READ MORE: How CWS Has Changed How Some American Deer Hunters Go About Their Season
What Causes "Zombie Deer Disease"—and Can Humans Get It?
So what causes zombie deer disease in free-ranging ungulate populations? CWD is transmissible to uninfected deer via infected animals' feces, urine, and saliva. Because CWD isn't alive, it never dies. It can exist in the environment for decades.
That means unless we can figure out how to remove misfolded deer prions from nature, there's always a risk that uninfected cervids will become infected with CWD simply by existing in the same environment as infected animals, with no direct contact or sharing of bait piles required. Merely being exposed to misfolded prions via direct animal-to-animal contact or contact with soil contaminated with CWD prions can cause CWD in an uninfected animal.
Thankfully, to date, there have been no reported cases of CWD infection in people, according to the Centers for Disease Control and Prevention (CDC).
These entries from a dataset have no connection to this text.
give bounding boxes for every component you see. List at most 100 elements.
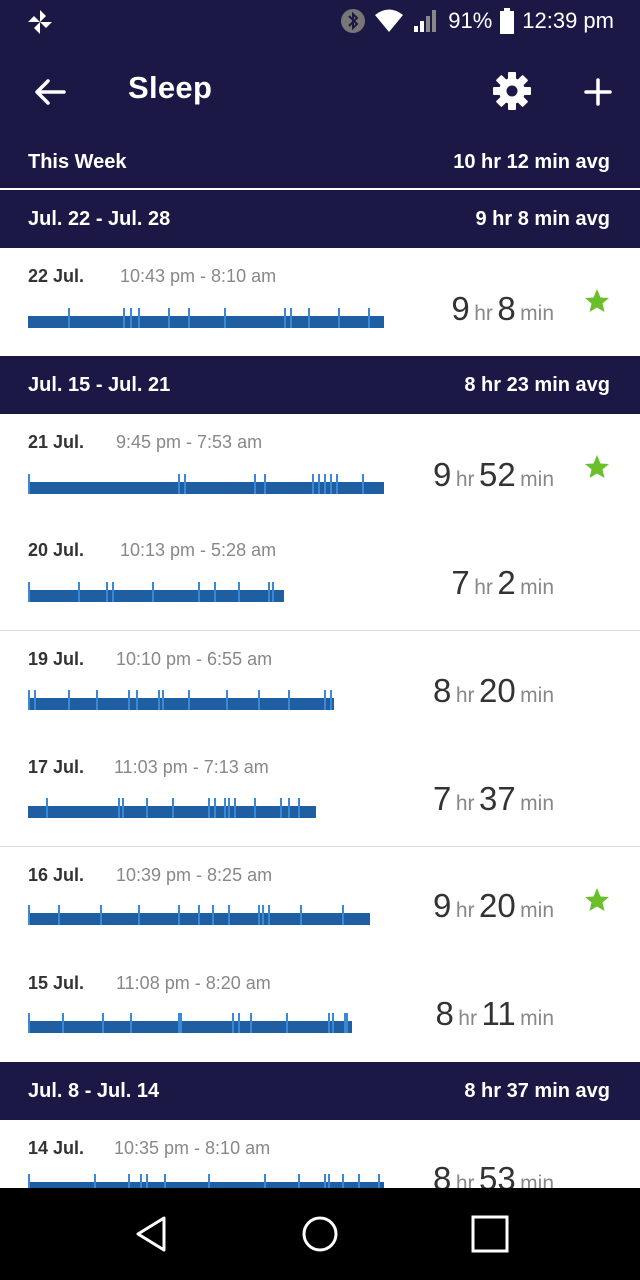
sleep-stage-tick — [208, 798, 210, 818]
sleep-stage-tick — [330, 474, 332, 494]
sleep-stage-tick — [128, 690, 130, 710]
entry-time-range: 10:10 pm - 6:55 am — [116, 649, 273, 669]
sleep-entry[interactable]: 19 Jul. 10:10 pm - 6:55 am 8 hr 20 min — [0, 631, 640, 739]
back-triangle-icon[interactable] — [130, 1212, 174, 1256]
entry-date: 16 Jul. — [28, 865, 85, 885]
gear-icon[interactable] — [491, 70, 533, 112]
sleep-stage-tick — [254, 798, 256, 818]
sleep-stage-tick — [280, 798, 282, 818]
sleep-stage-tick — [146, 1174, 148, 1188]
sleep-entry[interactable]: 20 Jul. 10:13 pm - 5:28 am 7 hr 2 min — [0, 522, 640, 630]
sleep-stage-bar — [28, 474, 384, 494]
sleep-stage-tick — [140, 1174, 142, 1188]
sleep-stage-tick — [264, 474, 266, 494]
sleep-stage-tick — [258, 690, 260, 710]
sleep-stage-tick — [358, 1174, 360, 1188]
sleep-stage-tick — [378, 1174, 380, 1188]
sleep-stage-tick — [224, 308, 226, 328]
sleep-entry[interactable]: 22 Jul. 10:43 pm - 8:10 am 9 hr 8 min — [0, 248, 640, 356]
entry-time-range: 10:43 pm - 8:10 am — [120, 266, 277, 286]
sleep-stage-tick — [284, 308, 286, 328]
week-header[interactable]: Jul. 15 - Jul. 21 8 hr 23 min avg — [0, 356, 640, 414]
sleep-stage-tick — [362, 474, 364, 494]
sleep-stage-tick — [172, 798, 174, 818]
sleep-entry[interactable]: 14 Jul. 10:35 pm - 8:10 am 8 hr 53 min — [0, 1120, 640, 1188]
sleep-stage-tick — [318, 474, 320, 494]
week-range: Jul. 22 - Jul. 28 — [28, 208, 171, 230]
week-header[interactable]: Jul. 22 - Jul. 28 9 hr 8 min avg — [0, 190, 640, 248]
entry-date: 19 Jul. — [28, 649, 85, 669]
back-arrow-icon[interactable] — [30, 72, 70, 112]
recents-square-icon[interactable] — [468, 1212, 512, 1256]
sleep-stage-tick — [130, 1013, 132, 1033]
sleep-stage-tick — [214, 798, 216, 818]
sleep-stage-tick — [46, 798, 48, 818]
sleep-stage-bar — [28, 905, 370, 925]
plus-icon[interactable] — [578, 72, 618, 112]
sleep-stage-tick — [164, 1174, 166, 1188]
status-bar: 91% 12:39 pm — [0, 0, 640, 42]
sleep-stage-tick — [184, 474, 186, 494]
sleep-stage-tick — [324, 690, 326, 710]
sleep-stage-tick — [332, 1013, 334, 1033]
sleep-stage-tick — [78, 582, 80, 602]
sleep-stage-tick — [118, 798, 120, 818]
sleep-stage-tick — [188, 690, 190, 710]
entry-date: 17 Jul. — [28, 757, 85, 777]
sleep-stage-tick — [342, 1174, 344, 1188]
sleep-stage-tick — [94, 1174, 96, 1188]
sleep-stage-tick — [308, 308, 310, 328]
sleep-entry[interactable]: 15 Jul. 11:08 pm - 8:20 am 8 hr 11 min — [0, 955, 640, 1062]
sleep-stage-tick — [122, 798, 124, 818]
sleep-entry[interactable]: 21 Jul. 9:45 pm - 7:53 am 9 hr 52 min — [0, 414, 640, 522]
sleep-entry[interactable]: 16 Jul. 10:39 pm - 8:25 am 9 hr 20 min — [0, 847, 640, 955]
sleep-stage-tick — [254, 474, 256, 494]
sleep-stage-tick — [146, 798, 148, 818]
status-icons: 91% 12:39 pm — [340, 6, 614, 36]
sleep-stage-tick — [226, 690, 228, 710]
sleep-stage-tick — [228, 798, 230, 818]
sleep-stage-tick — [102, 1013, 104, 1033]
entry-duration: 7 hr 2 min — [451, 564, 554, 601]
sleep-stage-bar — [28, 690, 334, 710]
sleep-stage-tick — [178, 905, 180, 925]
sleep-stage-tick — [123, 308, 125, 328]
sleep-stage-tick — [158, 690, 160, 710]
bluetooth-icon — [341, 9, 366, 33]
battery-icon — [500, 8, 515, 34]
sleep-stage-bar — [28, 1013, 352, 1033]
entry-time-range: 11:08 pm - 8:20 am — [116, 973, 271, 993]
sleep-stage-tick — [130, 308, 132, 328]
entry-date: 15 Jul. — [28, 973, 85, 993]
sleep-stage-tick — [34, 690, 36, 710]
sleep-entry[interactable]: 17 Jul. 11:03 pm - 7:13 am 7 hr 37 min — [0, 739, 640, 846]
sleep-stage-tick — [62, 1013, 64, 1033]
sleep-stage-tick — [312, 474, 314, 494]
sleep-stage-tick — [58, 905, 60, 925]
sleep-stage-tick — [208, 1174, 210, 1188]
week-header[interactable]: Jul. 8 - Jul. 14 8 hr 37 min avg — [0, 1062, 640, 1120]
sleep-stage-tick — [250, 1013, 252, 1033]
entry-time-range: 11:03 pm - 7:13 am — [114, 757, 269, 777]
clock: 12:39 pm — [522, 8, 614, 33]
week-range: Jul. 15 - Jul. 21 — [28, 374, 171, 396]
sleep-stage-tick — [68, 690, 70, 710]
entry-duration: 9 hr 20 min — [433, 887, 554, 924]
sleep-stage-tick — [198, 582, 200, 602]
sleep-stage-tick — [168, 308, 170, 328]
entry-duration: 9 hr 52 min — [433, 456, 554, 493]
entry-duration: 8 hr 53 min — [433, 1160, 554, 1188]
sleep-stage-tick — [180, 1013, 182, 1033]
sleep-stage-tick — [336, 474, 338, 494]
system-nav-bar — [0, 1188, 640, 1280]
sleep-stage-tick — [112, 582, 114, 602]
home-circle-icon[interactable] — [298, 1212, 342, 1256]
this-week-avg: 10 hr 12 min avg — [453, 151, 610, 173]
sleep-stage-tick — [28, 690, 30, 710]
sleep-stage-tick — [28, 1174, 30, 1188]
sleep-stage-tick — [136, 690, 138, 710]
sleep-stage-tick — [338, 308, 340, 328]
sleep-stage-tick — [272, 582, 274, 602]
sleep-stage-tick — [28, 1013, 30, 1033]
sleep-stage-tick — [328, 1013, 330, 1033]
While the CWDA doesn't recommend eating deer meat infected with CWD, it's believed that CWD isn't transmissible to humans.
This hunting season, consider getting your deer tested for CWD. Many state agencies provide free CWD testing for hunters, so you can know if your deer meat is infected or not.
The Takeaway
Whatever the original cause, CWD exists in both the wild and in captive cervid herds, and will for the foreseeable future. There's no way to kill it (remember, prions aren't alive in the first place), cleanse it from the environment, or rid infected animals of it; we Americans must deal with it.
Thankfully, we choose to do so by researching it extensively and managing it scientifically in the 31 states where cases of CWD have been recorded in.
"CWD is a disease that you don't measure in years; you measure it in decades," says Dunfee. "Support your local cervid herd's health by supporting the proven management actions that we've learned over the last 20 years, even if that means removing more of the individuals in populations that are most likely to have the disease."
If you care about healthy deer herds and access to deer hunting for future generations, help support your state's CWD management strategies this fall. This can include:
- Shooting mature bucks, since mature male cervids are the number one carrier of CWD, according to data from the Chronic Wasting Disease Alliance
- Taking your deer carcass to a landfill instead of dumping it in your pasture for other animals to scavenge and gather around
- Removing the bait piles from your property so potentially-infected wild deer have less incentive to congregate in one area and expose others
The best way to stay informed about how to help protect your local deer herd against CWD is to contact your state agency and ask about ways that you can help.